Die klassische Logik „erst anstrengen, später lohnt es sich“ verliert dadurch an Glaubwürdigkeit. Langfristige Bildungs- und Karrierewege erscheinen vielen jungen Menschen riskant, unsicher oder zu spät wirksam. Verantwortung wird deshalb stärker auf unmittelbare Sicherheit, konkrete Sinnhaftigkeit und klare Rahmenbedingungen hin geprüft.

Attraktiv werden Berufe und Institutionen mit verlässlichen Strukturen, etwa der öffentliche Dienst, das Handwerk oder die Bundeswehr. Sie bieten Orientierung, feste Spielregeln und die Erfahrung, Teil eines größeren Ganzen zu sein.

Verantwortung braucht Resonanz – Erwartungen an Führungskräfte und Arbeitgeber

Eine extrem wichtige Erfahrung, denn Verantwortung braucht zwingend ein Gegenüber. „Menschen, Beziehung, Dialog: Verantwortung ist ein Resonanzraum, aus dem für das eigene Leben etwas zurückkommen muss,“ sagt Barbolini. Genau diese Resonanz werde jedoch im gesellschaftlichen Raum zunehmend schmerzlich vermisst. „Schon im Wort Verantwortung steckt die Antwort, also der Dialog“, sagt Judith Barbolini.  „Die Aufgabe von Führung besteht deshalb zunehmend darin, Resonanzräume zu schaffen, in denen Verantwortungsübernahme überhaupt möglich wird.“

Fehlertoleranz und ein verbindendes Zukunftsbild

Dazu braucht es Fehlertoleranz, klare Strukturen und ausreichende Ressourcen. Verantwortung entsteht nicht allein durch Appelle oder moralischen Druck. Sie braucht Räume, in denen Menschen sich ausprobieren können, in denen Fehler nicht sofort zu Schuld werden und in denen ein gemeinsames Zukunftsbild Orientierung bietet.

Von Arbeitgebern wird heute also deutlich mehr erwartet als Gehalt und Karriereperspektiven. Unternehmen stehen vor der Herausforderung unter schwierigen Bedingungen dennoch Menschen einen stabilen Rahmen zu bieten und gleichzeitig stärker als bisher an gemeinsamen Zukunftsbildern mitzuwirken. Für Unternehmen bedeutet das: Der Übergang zwischen unterschiedlichen Verantwortungskulturen muss aktiv moderiert werden. Führungskräfte müssen klare Strukturen geben, Dialog ermöglichen und Narrative vermitteln, für das sich Engagement lohnt.

Unternehmen als Orte der Orientierung

Je mehr gesellschaftliche Verantwortung aus dem großen Ganzen in überschaubare Lebenswelten wandert, desto wichtiger werden Unternehmen als Orte von Orientierung, Resonanz und Zukunftsgestaltung, so ein Fazit der Studie. Sie werden zu sozialen und psychologischen Stabilitätsinseln in einer zunehmend unsicheren Welt.

Stichprobe und Methode:

Die Studie wurde 2026 vom rheingold Institut im Auftrag von ifp – Executive Search. Management Diagnostik durchgeführt. Grundlage der Untersuchung waren 32 zweistündige tiefenpsychologische Einzelinterviews sowie Gruppendiskussionen mit insgesamt 48 Menschen im Alter von 12 bis 60 Jahren. Die Teilnehmerinnen und Teilnehmer kamen aus unterschiedlichen Generationen, Lebenssituationen und beruflichen Hintergründen.

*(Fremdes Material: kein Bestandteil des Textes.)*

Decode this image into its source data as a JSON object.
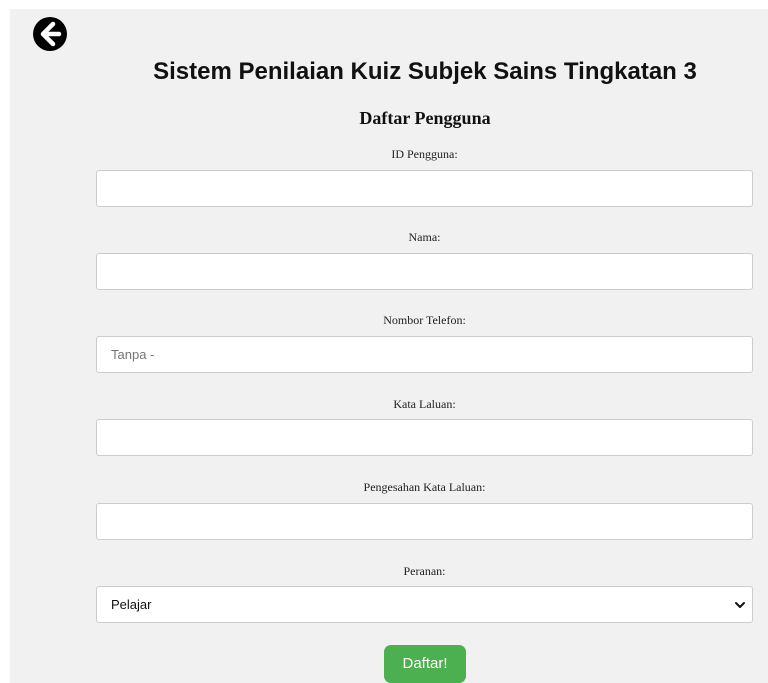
{
  "header": {
    "back_icon": "arrow-circle-left-icon",
    "app_title": "Sistem Penilaian Kuiz Subjek Sains Tingkatan 3"
  },
  "form": {
    "heading": "Daftar Pengguna",
    "fields": [
      {
        "label": "ID Pengguna:",
        "value": "",
        "placeholder": ""
      },
      {
        "label": "Nama:",
        "value": "",
        "placeholder": ""
      },
      {
        "label": "Nombor Telefon:",
        "value": "",
        "placeholder": "Tanpa -"
      },
      {
        "label": "Kata Laluan:",
        "value": "",
        "placeholder": ""
      },
      {
        "label": "Pengesahan Kata Laluan:",
        "value": "",
        "placeholder": ""
      }
    ],
    "role": {
      "label": "Peranan:",
      "selected": "Pelajar"
    },
    "submit_label": "Daftar!"
  },
  "colors": {
    "panel_background": "#f1f1f1",
    "submit_button": "#4caf50",
    "input_border": "#cccccc"
  }
}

Ziel der Studie war es, Verantwortung als gesellschaftliches und arbeitsweltliches Schlüsselthema zu untersuchen: Wie definieren Menschen Verantwortung heute? Welche Voraussetzungen fördern Verantwortungsübernahme? Wie verändert sich das Verständnis von Verantwortung zwischen den Generationen? Und welche Folgen ergeben sich daraus für Führung, Unternehmenskultur und Arbeitswelt?